WASHINGTON – Congressman Vern Buchanan today introduced legislation in the U.S. House to rebuild drug manufacturing in the United States following threats by China to cut off life-saving medications to Americans.
"Every day we are learning more about China's malicious intentions, from lying about the origins of the coronavirus to threatening to cut off drug supplies to American citizens during a pandemic," Buchanan said. "It's clear we must take immediate steps to make our country more independent when it comes to producing life-saving medicines."
Eighty percent of the raw ingredients used to manufacture many life-saving medications and antibiotics are produced oversees, primarily in China. According to estimates, Chinese pharmaceutical companies supply between 80 percent and 90 percent of U.S. antibiotics, 70 percent of acetaminophen and about 40 percent of heparin (blood clot medication).
“As we confront the coronavirus, it has become clear how dangerously reliant we are on China and the global supply chain for pharmaceutical products,” Buchanan said. “We must act swiftly to ensure that America is never again forced to rely on other countries for critical drug components and life-saving drugs.”
Buchanan's bill, titled The Securing America’s Medicine Cabinet Act, would create a new federal office responsible for stockpiling adequate supplies of critical medicines and encourage companies to ramp up the manufacturing of those drugs.
The bill, companion legislation to a bill introduced in the U.S. Senate by Sens. Marsha Blackburn (R-TN) and Robert Menendez (D-NJ), also authorizes $100 million to create National Centers of Excellence for Advanced Pharmaceutical Manufacturing with the goal of developing and manufacturing more active pharmaceutical ingredients within the U.S. These new centers will utilize public-private partnerships between higher education institutions and private sector entities to discover innovative new pharmaceutical processes and develop new workforce training efforts.
Buchanan said the United States is too dependent on the global supply chain of key medicines, including active pharmaceutical ingredients (APIs). These raw materials, the basic chemical component in drugs that produces the intended effects, are then used in antibiotic and pills to treat many common chronic conditions such as heart disease.
Since the 1990s, U.S. companies have increasingly imported pharmaceutical products from countries around the world, where ingredients are cheaper and subject to fewer regulations. To date, more than 50 countries around the world have imposed some sort of export ban on essential medicines amid the global pandemic.
In February, the FDA warned that one undisclosed drug was already in short supply in the U.S. because of problems related to the coronavirus outbreak and that it was monitoring about 20 additional drugs whose manufacturers relied solely on China.
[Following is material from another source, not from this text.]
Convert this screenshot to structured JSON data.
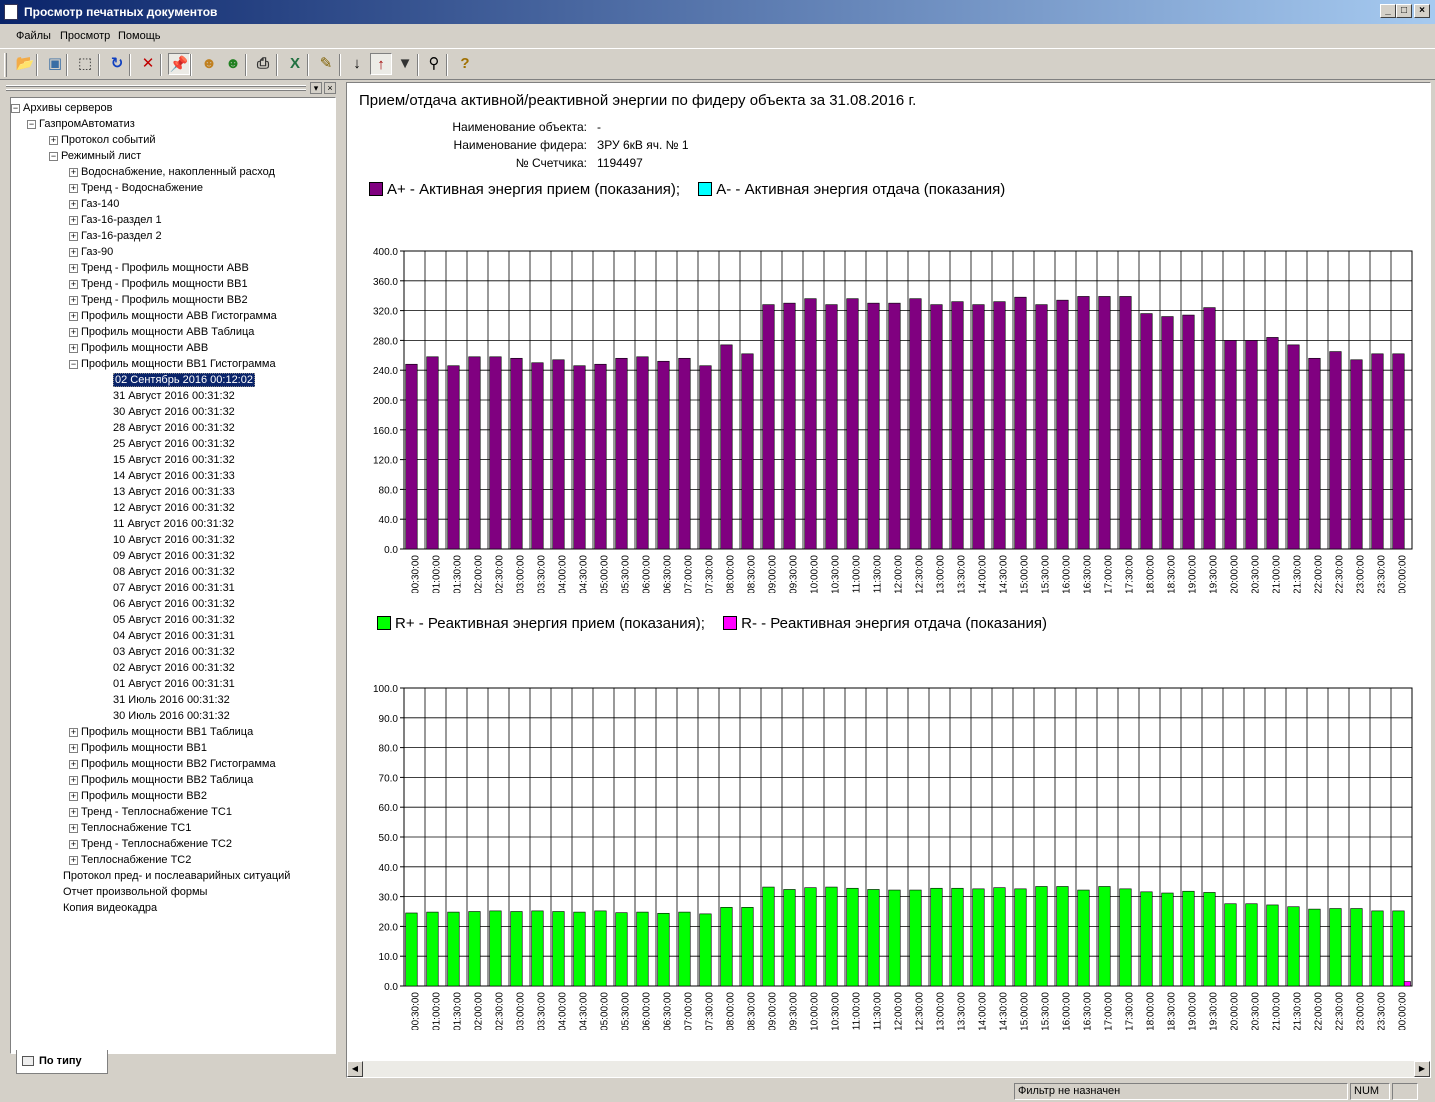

Factory closings and transportation restrictions in the country have already disrupted drug supply chains in April, the Indian government ordered its pharmaceutical companies to stop the export of 26 different drugs and drug ingredients, including many antibiotics.
According to Rosemary Gibson, a senior adviser with the Hastings Center, “If China shut the door on exports of core components to make our medicines, within months our pharmacy shelves would become bare and our health care system would cease to function.” Gibson also said, “In the event of a natural disaster or global pandemic, then the United States will wait in line with every other country for essential medicines.”
China's state-run media agency in March said Beijing could impose pharmaceutical export controls which would plunge America into "the mighty sea of coronavirus."
Buchanan called it “unconscionable that other nations would use a global pandemic to hold countries hostage for these vital medications. The Securing America’s Medicine Cabinets Act would ensure that the United States is never put in this vulnerable position again.”
Buchanan was one of the first in Congress to call for the president to declare a public health emergency and to call for restricting flights into the country from China, the origin of the disease. In 2017, Buchanan proposed that Congress should create a pandemic response fund to combat deadly infectious diseases.